2016-2019. A major composite insurer. One million personal lines policies on a legacy mainframe. A troubled migration programme that blew its timeline and budget. This is where it started.
The insurer was one of the UK's largest composite carriers — personal lines Home and Motor, with over one million policies sitting on a legacy mainframe. The target was Duck Creek, a modern PAS platform. The programme was ambitious: migrate a million policies, preserve every endorsement chain, satisfy regulatory reporting requirements, and do it within the approved timeline and budget.
It didn't go to plan. The programme was troubled from the start. The mainframe's data structures were decades old — built for batch processing, not for extraction. Field definitions had drifted from their documentation over fifteen years of incremental changes. The data dictionary described what the system was designed to hold. The actual data told a different story.
Timeline slipped. Budget expanded. The programme brought in additional resources, but the fundamental problem wasn't headcount — it was methodology. The tools being used treated every policy as an independent record. But personal lines at this volume have deep interdependencies: household-level groupings, multi-policy discounts, renewal chains that span years, endorsements that reference terms from previous endorsements. Breaking those chains during migration meant breaking the data.
One million policies across Home and Motor — 650,000 Home policies and 350,000 Motor policies — each with their own endorsement patterns, renewal histories, and regulatory reporting requirements. The scale amplified every methodological weakness. An error rate that might be manageable on a 10,000-policy book becomes catastrophic at a million.
Tom Richardson was the customer-side data lead at the insurer. He saw first-hand what happens when a migration programme doesn't understand the business reality of the data it's moving. The technical team mapped schemas. But nobody mapped the business logic — the underwriting rules embedded in decades of mainframe batch jobs, the implicit relationships between policy records that weren't in any documentation.
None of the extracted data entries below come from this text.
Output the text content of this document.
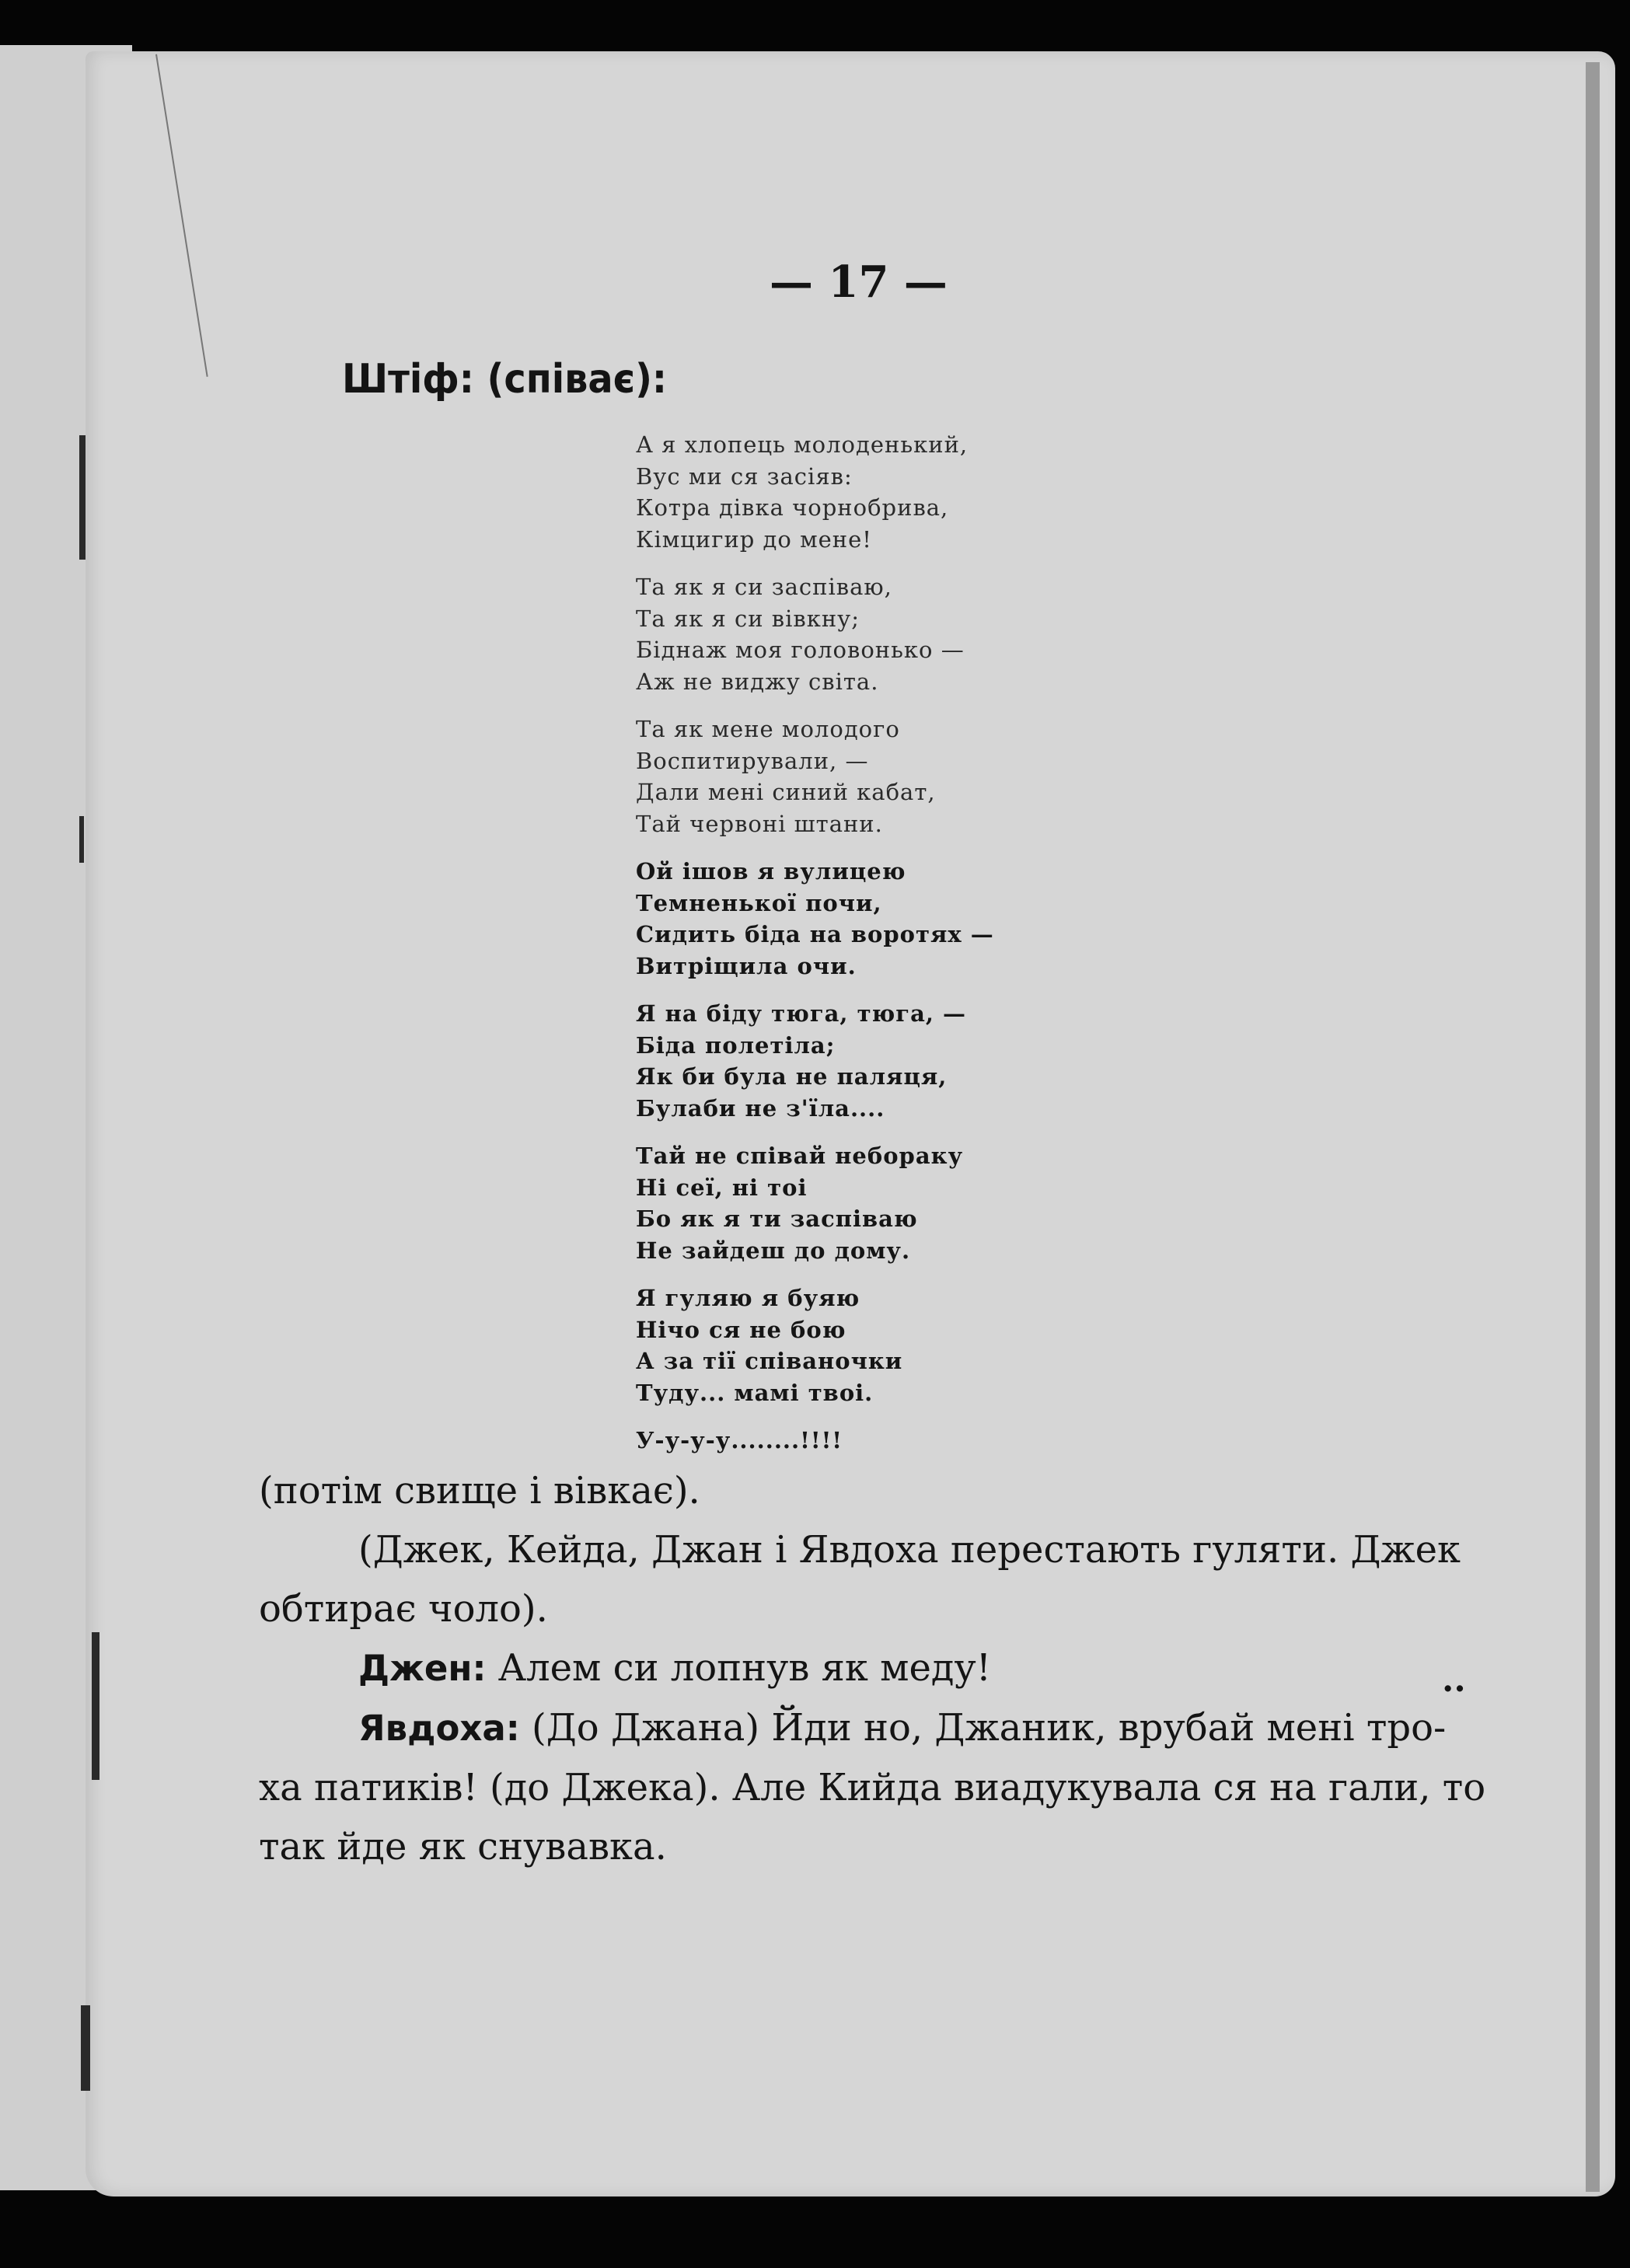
— 17 —
Штіф: (співає):
А я хлопець молоденький,
Вус ми ся засіяв:
Котра дівка чорнобрива,
Кімцигир до мене!
Та як я си заспіваю,
Та як я си вівкну;
Біднаж моя головонько —
Аж не виджу світа.
Та як мене молодого
Воспитирували, —
Дали мені синий кабат,
Тай червоні штани.
Ой ішов я вулицею
Темненької почи,
Сидить біда на воротях —
Витріщила очи.
Я на біду тюга, тюга, —
Біда полетіла;
Як би була не паляця,
Булаби не з'їла....
Тай не співай небораку
Ні сеї, ні тоі
Бо як я ти заспіваю
Не зайдеш до дому.
Я гуляю я буяю
Нічо ся не бою
А за тії співаночки
Туду... мамі твоі.
У-у-у-у........!!!!

(потім свище і вівкає).

(Джек, Кейда, Джан і Явдоха перестають гуляти. Джек обтирає чоло).

Джен: Алем си лопнув як меду!

Явдоха: (До Джана) Йди но, Джаник, врубай мені тро-ха патиків! (до Джека). Але Кийда виадукувала ся на гали, то так йде як снувавка.

..
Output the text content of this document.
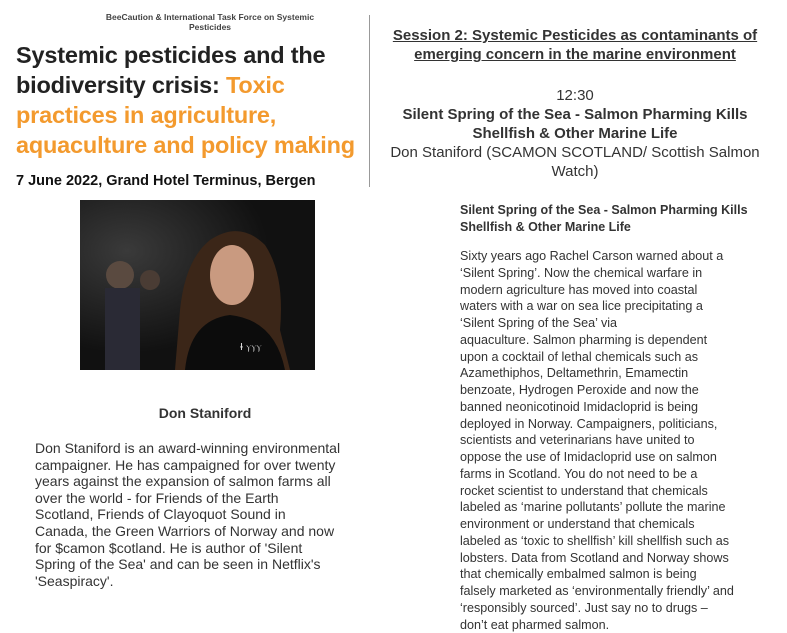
BeeCaution & International Task Force on Systemic Pesticides
Systemic pesticides and the biodiversity crisis: Toxic practices in agriculture, aquaculture and policy making
7 June 2022, Grand Hotel Terminus, Bergen
Ɨ ⲩⲩⲩ
Don Staniford
Don Staniford is an award-winning environmental
campaigner. He has campaigned for over twenty
years against the expansion of salmon farms all
over the world - for Friends of the Earth
Scotland, Friends of Clayoquot Sound in
Canada, the Green Warriors of Norway and now
for $camon $cotland. He is author of 'Silent
Spring of the Sea' and can be seen in Netflix's
'Seaspiracy'.
Session 2: Systemic Pesticides as contaminants of emerging concern in the marine environment
12:30
Silent Spring of the Sea - Salmon Pharming Kills Shellfish & Other Marine Life
Don Staniford (SCAMON SCOTLAND/ Scottish Salmon Watch)
Silent Spring of the Sea - Salmon Pharming Kills Shellfish & Other Marine Life
Sixty years ago Rachel Carson warned about a
‘Silent Spring’. Now the chemical warfare in
modern agriculture has moved into coastal
waters with a war on sea lice precipitating a
‘Silent Spring of the Sea’ via
aquaculture. Salmon pharming is dependent
upon a cocktail of lethal chemicals such as
Azamethiphos, Deltamethrin, Emamectin
benzoate, Hydrogen Peroxide and now the
banned neonicotinoid Imidacloprid is being
deployed in Norway. Campaigners, politicians,
scientists and veterinarians have united to
oppose the use of Imidacloprid use on salmon
farms in Scotland. You do not need to be a
rocket scientist to understand that chemicals
labeled as ‘marine pollutants’ pollute the marine
environment or understand that chemicals
labeled as ‘toxic to shellfish’ kill shellfish such as
lobsters. Data from Scotland and Norway shows
that chemically embalmed salmon is being
falsely marketed as ‘environmentally friendly’ and
‘responsibly sourced’. Just say no to drugs –
don’t eat pharmed salmon.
The gap between the data dictionary and the actual data was the root cause of most failures. Fields that were 'not in use' according to documentation contained critical business logic. Batch processes that ran overnight handled edge cases that nobody had formally specified. The migration team discovered these gaps one at a time, each one adding weeks to the timeline.
Evidence produced
A deep understanding of why documentation-dependent migration methodologies fail on legacy systems — and why the discovery phase must analyse actual data, not rely on what people think the data contains.
Dan Pears was the vendor-side counterpart — working for the consultancy delivering the migration. He saw the programme from the delivery side: the pressure to commit to timelines before the book was properly understood, the disconnect between sales estimates and engineering reality, the compounding effect of early methodology decisions on downstream delivery.
The vendor's tooling was designed for generic data migration — not insurance-specific migration. It could move records between schemas, but it didn't understand endorsement chains, policy groupings, or regulatory reporting dependencies. Every insurance-specific requirement had to be custom-built, which is why the timeline and budget kept expanding.
Evidence produced
A clear view of why generic ETL and data migration tools fail on insurance books — and why domain-aware tooling purpose-built for insurance migration is not a luxury but a necessity.
Between them, Tom and Dan had seen the same migration fail from both sides of the table. The insurer needed tooling that understood insurance data — not just schemas, but business logic, endorsement chains, regulatory dependencies, and the reality of what legacy systems actually contain versus what they're documented to contain. That tooling didn't exist. So they built it.
KeystoneMigrate was designed from day one to address what Tom and Dan saw fail at the major insurer: discovery that analyses actual data rather than relying on documentation, domain-aware migration that understands insurance-specific data structures, and evidence-first validation that proves the migration worked before cutover — not after.
Evidence produced
The founding thesis of KeystoneMigrate: insurance PAS migration requires purpose-built, domain-aware tooling — not generic data migration adapted for insurance.
Policies in scope
Historical fact: the programme scope covered over one million personal lines policies — approximately 650,000 Home and 350,000 Motor.
Programme duration
Historical fact: the programme ran from 2016 to 2019. The original timeline was significantly shorter. This is the experience that revealed the gap in migration tooling.
Historical fact: the source system was a legacy mainframe with decades of accumulated batch processing logic and data structure drift.
Historical fact: the target PAS was Duck Creek. The migration required translating mainframe data structures into Duck Creek's modern policy model.
This case study describes the migration programme that inspired KeystoneMigrate. It is not a Keystone product engagement.
We lived this migration from both sides — customer and vendor. We saw what failed and why. KeystoneMigrate was built to solve the problems we experienced first-hand.